Hall of Fame second baseman, hero, awesome enthusiast.
Famous children usually grow up to be terrible, terrible people, with very few exceptions: Jenny Lewis has done well for herself; Chelsea Clinton doesn’t really do anything, which is nice; and Ron Howard grew up to become the greatest narrator of all time. So while it might be a little soon to adhere similar hope to Candian actor-rapper Drake, things seem to be looking up.
See, he’s been on Degrassi: The Next Generation, a super-angsty Canadian TV show about teens and all the shit that happens in their lives that never, ever, ever happened in yours. But it’s got a cult following in America thanks to its marathons on “The N” (save the eye-rolls for Mother’s Day dinner, please). Somewhere along the way, Drake (nèe Aubrey Drake Graham) started rapping. And all things considered, he’s pretty good at it.
In spite of his dubious roots, Drake has amassed a stellar collection of friends, along with a handful of above-decent mixtapes. His most recent, So Far Gone, seems to have received the most attention. Bolstered by guest appearance from tour-mate Lil Wayne, Santogold, Lykke Li, and more (Wayne actually appears on four of the tape’s 16 tracks), it also has some nifty samples, including Peter Bjorn and John’s “Let’s Call It Off.”
(People you would care about if you were a Canadian tween, with Drake, center in wheelchair)
So Far Gone itself has mixed results. Drake seems a little over-influenced by Kanye West and all the Lil Wayne cameos splattered about get to be a little much. Kanye and Wayne are great; it’s just that the world already has a Kanye West, and babysitting him is tiresome enough without having to keep an eye on his baby brother, too. There’s also a lot of Autotune here, and whereas West and Wayne use it as a vocal effect, songs like “Sooner Than Later” sound more like an ill-advised Ginuwine comeback single (see the very “Pony”-y “Bria’s Interlude”).
(Drake, right, mid-silent contest with Lil Wayne)

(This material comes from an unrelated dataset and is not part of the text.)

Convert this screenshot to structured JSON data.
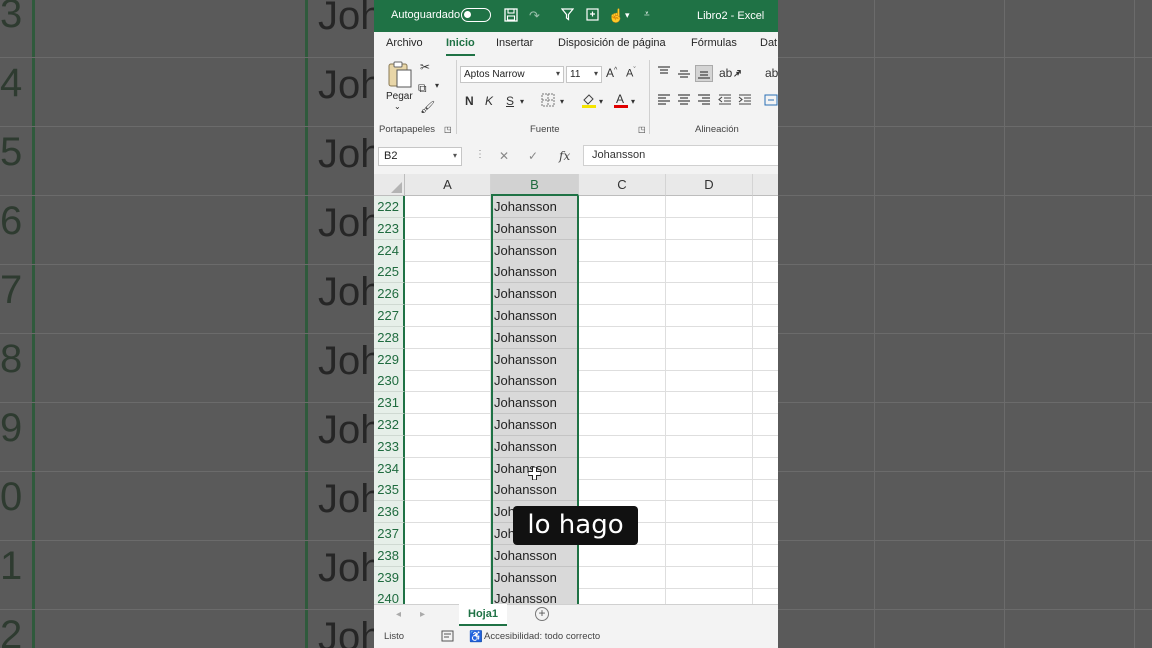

What’s good about Drake is that he’s not making any attempts to score the next summertime jam, as his music is decidedly chill. So Far Gone lacks a single uptempo song, which is oddly refreshing. Drake isn’t hiding behind any over-the-top beats and there isn’t a sped-up Motown sample to found. And at a time when most hip-hop tracks average rougly eight guests, Drake is better when he’s on his own, free to own the song. That said, his first mixtape, 2006′s Room For Improvement, may end up being a better display of his talent: the guest appearances are few and low-profile, and the album as a whole is certainly more fun to listen to than So Far Gone.
Drake is also the type of rapper who wants you to know that he wants to be very good at what he does, and at age 22, he seems to be on his way. And with rhymes like, “Ain’t on the fence about it, I ain’t Mr. Feeney,” on “Unstoppable,” he represents a new generation of hip-hop artists that grew up in the 90s, just like you. At the very least, Drake absolutely seems like a rapper to watch. Once he finds his own voice, he could be very good. His rhymes are solid and the work ethic is there. He’s got time, too: his first studio album doesn’t come out later this year. It’s also hard to describe how refreshing it is to hear a rapper give props to T.O.R.O.N.T.O.
On So Far Gone‘s closer, “Brand New,” Drake asks, “Is anything I’m doing brand new?” Not yet, no. But here’s hoping that next time around, Drake commands a different answer.
A Degrassi-viewing source or whatever, has this to say about Drake’s character on the show:
His name is Jimmy Brooks and it took him two seasons after getting shot in the back during a school shooting to produce an erection he could be proud of. Unfortunately he wasn’t able to use it on then girlfriend Ashley because she broke up with him and went back to dating her stupid muffin-top hats. He finally was able to put his dick to work when he started dating Trina, who’s crippled just like he is. She is white, Canadian, crippled, and has cornrows. Jackpot, Jimmy…jackpot.